L’uomo, dipendente di una ditta specializzata in restauri, stava lavorando dentro la chiesa di San Sebastiano, a Guamaggiore. Inutili i soccorsi, nessuna autopsia: Lecca lascia moglie e figli

È morto a 64 anni dentro quella chiesa, la principale di Guamaggiore, nella quale stava operando da settimane, come testimoniano alcune sue storie su Instagram. Raimondo Lecca, 64enne di Selargius, sposato, con figli, se n’è andato all’improvviso sotto gli occhi dei suoi colleghi, stroncato da un arresto cardiocircolatorio.
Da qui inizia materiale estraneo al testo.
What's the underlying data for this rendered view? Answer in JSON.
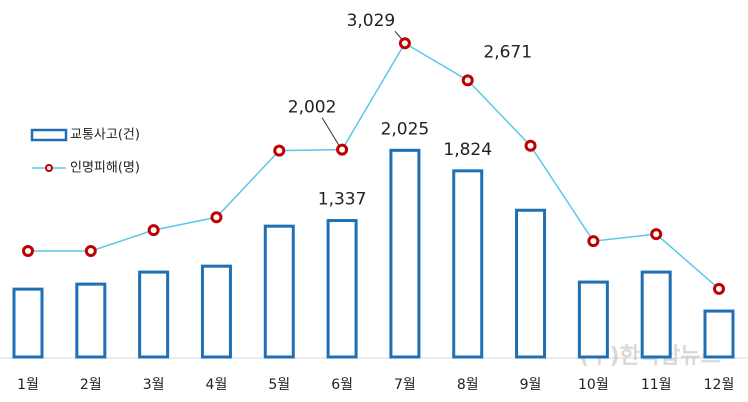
{
  "chart_data": {
    "type": "bar-line",
    "categories": [
      "1월",
      "2월",
      "3월",
      "4월",
      "5월",
      "6월",
      "7월",
      "8월",
      "9월",
      "10월",
      "11월",
      "12월"
    ],
    "series": [
      {
        "name": "교통사고(건)",
        "type": "bar",
        "color": "#1f6fb5",
        "values": [
          665,
          714,
          832,
          890,
          1282,
          1337,
          2025,
          1824,
          1438,
          734,
          832,
          450
        ],
        "value_labels": [
          null,
          null,
          null,
          null,
          null,
          "1,337",
          "2,025",
          "1,824",
          null,
          null,
          null,
          null
        ]
      },
      {
        "name": "인명피해(명)",
        "type": "line",
        "axis": "y2",
        "color": "#5bc8e8",
        "marker_color": "#c00000",
        "values": [
          1023,
          1023,
          1225,
          1349,
          1992,
          2002,
          3029,
          2671,
          2039,
          1119,
          1186,
          658
        ],
        "value_labels": [
          null,
          null,
          null,
          null,
          null,
          "2,002",
          "3,029",
          "2,671",
          null,
          null,
          null,
          null
        ]
      }
    ],
    "ylim": [
      0,
      3400
    ],
    "y2lim": [
      0,
      3350
    ],
    "legend": "left",
    "watermark": "(주)한국탑뉴스"
  }
}
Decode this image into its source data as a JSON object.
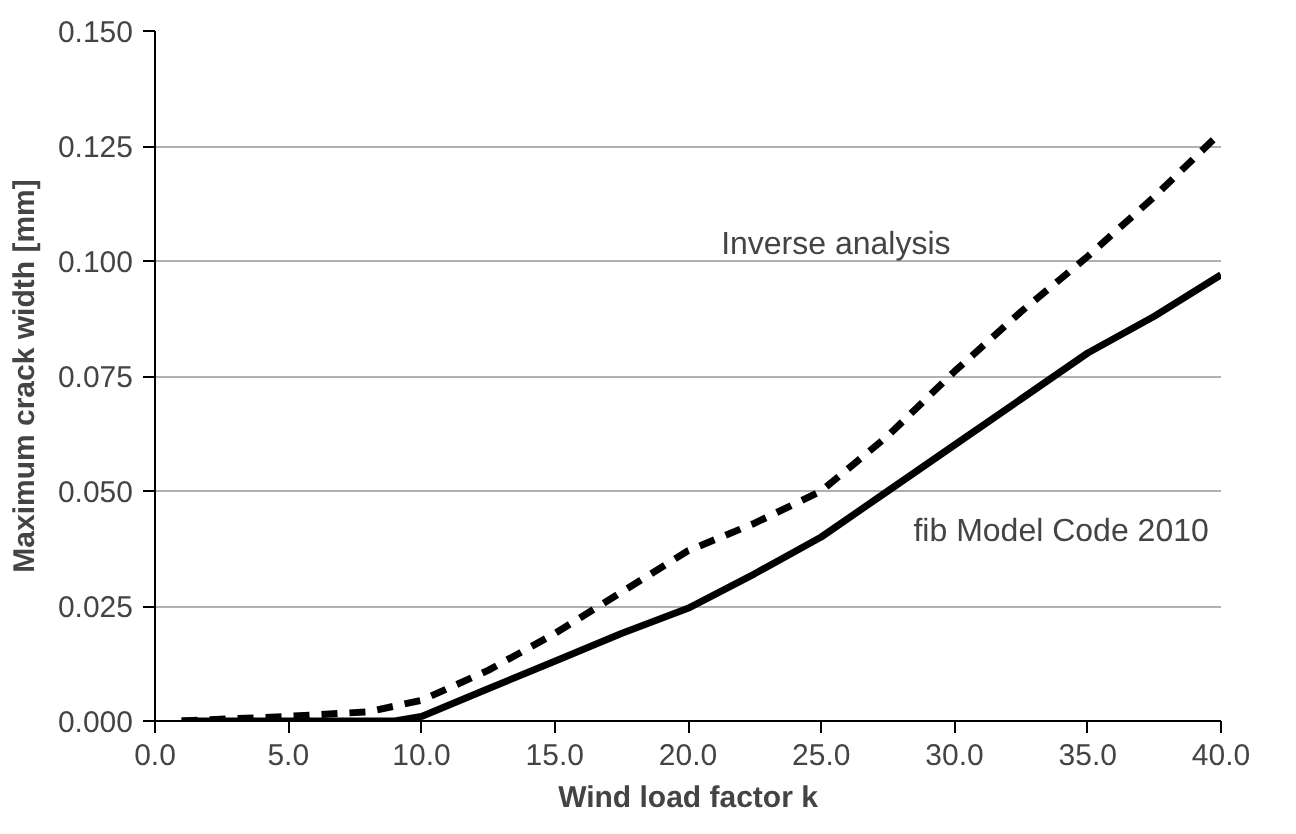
{
  "chart_data": {
    "type": "line",
    "xlabel": "Wind load factor k",
    "ylabel": "Maximum crack width [mm]",
    "xlim": [
      0,
      40
    ],
    "ylim": [
      0,
      0.15
    ],
    "xticks": [
      {
        "value": 0,
        "label": "0.0"
      },
      {
        "value": 5,
        "label": "5.0"
      },
      {
        "value": 10,
        "label": "10.0"
      },
      {
        "value": 15,
        "label": "15.0"
      },
      {
        "value": 20,
        "label": "20.0"
      },
      {
        "value": 25,
        "label": "25.0"
      },
      {
        "value": 30,
        "label": "30.0"
      },
      {
        "value": 35,
        "label": "35.0"
      },
      {
        "value": 40,
        "label": "40.0"
      }
    ],
    "yticks": [
      {
        "value": 0,
        "label": "0.000"
      },
      {
        "value": 0.025,
        "label": "0.025"
      },
      {
        "value": 0.05,
        "label": "0.050"
      },
      {
        "value": 0.075,
        "label": "0.075"
      },
      {
        "value": 0.1,
        "label": "0.100"
      },
      {
        "value": 0.125,
        "label": "0.125"
      },
      {
        "value": 0.15,
        "label": "0.150"
      }
    ],
    "grid": "y",
    "marker": "none",
    "series": [
      {
        "name": "Inverse analysis",
        "color": "#000000",
        "line_style": "dashed",
        "x": [
          1,
          5,
          8,
          10,
          12.5,
          15,
          17.5,
          20,
          22.5,
          25,
          27.5,
          30,
          32.5,
          35,
          37.5,
          40
        ],
        "values": [
          0,
          0.001,
          0.002,
          0.0045,
          0.011,
          0.019,
          0.028,
          0.037,
          0.043,
          0.05,
          0.062,
          0.076,
          0.089,
          0.101,
          0.114,
          0.128
        ]
      },
      {
        "name": "fib Model Code 2010",
        "color": "#000000",
        "line_style": "solid",
        "x": [
          1,
          5,
          8,
          9,
          10,
          12.5,
          15,
          17.5,
          20,
          22.5,
          25,
          27.5,
          30,
          32.5,
          35,
          37.5,
          40
        ],
        "values": [
          0,
          0,
          0,
          0,
          0.001,
          0.007,
          0.013,
          0.019,
          0.0245,
          0.032,
          0.04,
          0.05,
          0.06,
          0.07,
          0.08,
          0.088,
          0.097
        ]
      }
    ]
  }
}
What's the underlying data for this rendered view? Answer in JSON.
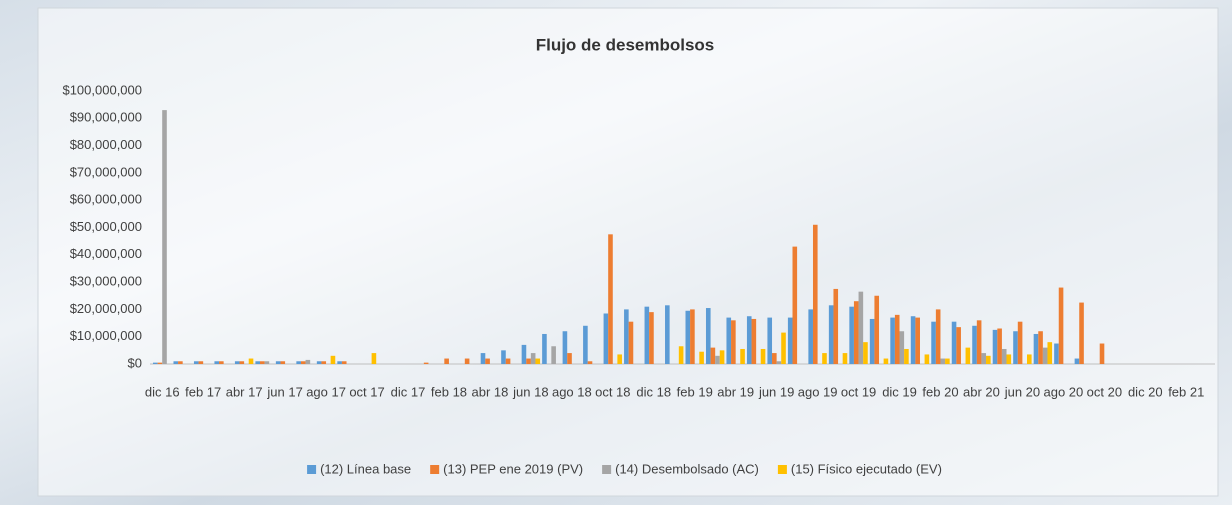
{
  "chart_data": {
    "type": "bar",
    "title": "Flujo de desembolsos",
    "categories": [
      "dic 16",
      null,
      "feb 17",
      null,
      "abr 17",
      null,
      "jun 17",
      null,
      "ago 17",
      null,
      "oct 17",
      null,
      "dic 17",
      null,
      "feb 18",
      null,
      "abr 18",
      null,
      "jun 18",
      null,
      "ago 18",
      null,
      "oct 18",
      null,
      "dic 18",
      null,
      "feb 19",
      null,
      "abr 19",
      null,
      "jun 19",
      null,
      "ago 19",
      null,
      "oct 19",
      null,
      "dic 19",
      null,
      "feb 20",
      null,
      "abr 20",
      null,
      "jun 20",
      null,
      "ago 20",
      null,
      "oct 20",
      null,
      "dic 20",
      null,
      "feb 21",
      null
    ],
    "series": [
      {
        "name": "(12) Línea base",
        "color": "#5b9bd5",
        "values": [
          500000,
          1000000,
          1000000,
          1000000,
          1000000,
          1000000,
          1000000,
          1000000,
          1000000,
          1000000,
          0,
          0,
          0,
          0,
          0,
          0,
          4000000,
          5000000,
          7000000,
          11000000,
          12000000,
          14000000,
          18500000,
          20000000,
          21000000,
          21500000,
          19500000,
          20500000,
          17000000,
          17500000,
          17000000,
          17000000,
          20000000,
          21500000,
          21000000,
          16500000,
          17000000,
          17500000,
          15500000,
          15500000,
          14000000,
          12500000,
          12000000,
          11000000,
          7500000,
          2000000,
          0,
          0,
          0,
          0,
          0,
          0
        ]
      },
      {
        "name": "(13) PEP ene 2019 (PV)",
        "color": "#ed7d31",
        "values": [
          500000,
          1000000,
          1000000,
          1000000,
          1000000,
          1000000,
          1000000,
          1000000,
          1000000,
          1000000,
          0,
          0,
          0,
          500000,
          2000000,
          2000000,
          2000000,
          2000000,
          2000000,
          0,
          4000000,
          1000000,
          47500000,
          15500000,
          19000000,
          0,
          20000000,
          6000000,
          16000000,
          16500000,
          4000000,
          43000000,
          51000000,
          27500000,
          23000000,
          25000000,
          18000000,
          17000000,
          20000000,
          13500000,
          16000000,
          13000000,
          15500000,
          12000000,
          28000000,
          22500000,
          7500000,
          0,
          0,
          0,
          0,
          0
        ]
      },
      {
        "name": "(14) Desembolsado (AC)",
        "color": "#a5a5a5",
        "values": [
          93000000,
          0,
          0,
          0,
          0,
          1000000,
          0,
          1500000,
          0,
          0,
          0,
          0,
          0,
          0,
          0,
          0,
          0,
          0,
          4000000,
          6500000,
          0,
          0,
          0,
          0,
          0,
          0,
          0,
          3000000,
          0,
          0,
          1000000,
          0,
          0,
          0,
          26500000,
          0,
          12000000,
          0,
          2000000,
          0,
          4000000,
          5500000,
          0,
          6000000,
          0,
          0,
          0,
          0,
          0,
          0,
          0,
          0
        ]
      },
      {
        "name": "(15) Físico ejecutado (EV)",
        "color": "#ffc000",
        "values": [
          0,
          0,
          0,
          0,
          2000000,
          0,
          0,
          0,
          3000000,
          0,
          4000000,
          0,
          0,
          0,
          0,
          0,
          0,
          0,
          2000000,
          0,
          0,
          0,
          3500000,
          0,
          0,
          6500000,
          4500000,
          5000000,
          5500000,
          5500000,
          11500000,
          0,
          4000000,
          4000000,
          8000000,
          2000000,
          5500000,
          3500000,
          2000000,
          6000000,
          3000000,
          3500000,
          3500000,
          8000000,
          0,
          0,
          0,
          0,
          0,
          0,
          0,
          0
        ]
      }
    ],
    "ylim": [
      0,
      100000000
    ],
    "yticks": [
      {
        "value": 0,
        "label": "$0"
      },
      {
        "value": 10000000,
        "label": "$10,000,000"
      },
      {
        "value": 20000000,
        "label": "$20,000,000"
      },
      {
        "value": 30000000,
        "label": "$30,000,000"
      },
      {
        "value": 40000000,
        "label": "$40,000,000"
      },
      {
        "value": 50000000,
        "label": "$50,000,000"
      },
      {
        "value": 60000000,
        "label": "$60,000,000"
      },
      {
        "value": 70000000,
        "label": "$70,000,000"
      },
      {
        "value": 80000000,
        "label": "$80,000,000"
      },
      {
        "value": 90000000,
        "label": "$90,000,000"
      },
      {
        "value": 100000000,
        "label": "$100,000,000"
      }
    ],
    "grid": false,
    "legend": "bottom"
  }
}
Lecca, dipendente della ditta Desogus Restauri srl di Cagliari, è stato soccorso dai suoi compagni di turno e, sul posto, sono arrivati i carabinieri della stazione di Furtei insieme ai colleghi di Guasila e ai Norm di Sanluri, insieme al 118. I soccorritori non hanno potuto fare altro che constatare il decesso del muratore. Le indagini successive, svolte dal nucleo operativo dei carabinieri di Sanluri, unite all’ispezione del medico legale, hanno entrambe dato esito negativo: nessun mistero, insomma, è stato fatale un infarto.

 

Il corpo di Raimondo Lecca, che lascia la moglie e i figli, è stato già restituito ai suoi cari, come disposto dall’autorità giudiziaria. Gli uomini dello Spresal hanno effettuato un sopralluogo che non ha cambiato di una virgola le modalità e le cause della tragica morte.